The second thing you need to do is control the battlefield. Let's just look at John F. Kennedy International Airport in the New York City borough of Queens. How are Donald and Steve Bannon going to control that particular battlefield?

You might as well try to control the Mississippi River. You've got some immigration guys, that's true. But you don't have the local officials or the police, and you have a vast number of travelers who are about to become very annoyed by the obstructions that occur when protesters and immigration lawyers appear in large numbers - something you can't prevent.

You don't control the ground. And your enemy receives continuous reinforcements. To switch to Dulles and Philadelphia International for a minute, you may even have a U.S. Senator show up to oppose the ban.

Terrible optics.

Okay, you're essentially screwed. Basic doctrine calls for you to unify your own forces and divide the enemy. Instead, you do the opposite.

The theory of persecution also calls for you to select victims who can be demonized. Instead, according to the New York Times, you grab a young woman who is a doctor at the Cleveland Clinic. She has been home visiting family, and she is returning to her job, her fiance, her apartment, her car. Sounds like a pretty relatable person to me.

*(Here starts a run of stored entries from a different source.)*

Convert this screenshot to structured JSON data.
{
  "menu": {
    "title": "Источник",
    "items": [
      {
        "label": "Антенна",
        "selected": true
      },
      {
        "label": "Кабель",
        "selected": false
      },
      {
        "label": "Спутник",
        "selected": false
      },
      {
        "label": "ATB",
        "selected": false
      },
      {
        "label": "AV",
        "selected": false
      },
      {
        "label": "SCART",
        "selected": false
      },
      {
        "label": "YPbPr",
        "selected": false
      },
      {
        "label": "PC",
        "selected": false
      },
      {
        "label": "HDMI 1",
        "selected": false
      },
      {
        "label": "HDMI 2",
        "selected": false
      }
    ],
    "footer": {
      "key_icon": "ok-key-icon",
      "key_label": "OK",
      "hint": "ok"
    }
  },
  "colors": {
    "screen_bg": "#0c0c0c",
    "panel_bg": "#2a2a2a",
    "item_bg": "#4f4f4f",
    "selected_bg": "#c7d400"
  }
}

And you fail to objectify her. Instead, you hold her for six hours and then march her under guard to a plane headed back out of the country, all while her attorney is telling you that a judge is about to hand down an order. It appears the doctor may actually have been deported after the order was issued.

Another old military adage is Know your enemy. It appears that Bannon and Co. never bothered to look at who the people were that they were planning to persecute.

Yes, you're really screwed.

I suppose that, on one level, we're very lucky that Bannon and Co. are incompetent. But unfortunately their incompetence is unlikely to be limited to the persecution of minorities. They are, in fact, supposed to be running the country. They're in the driver's seat, but they don't know how to drive. And that means we're all going in the ditch. Brace for impact.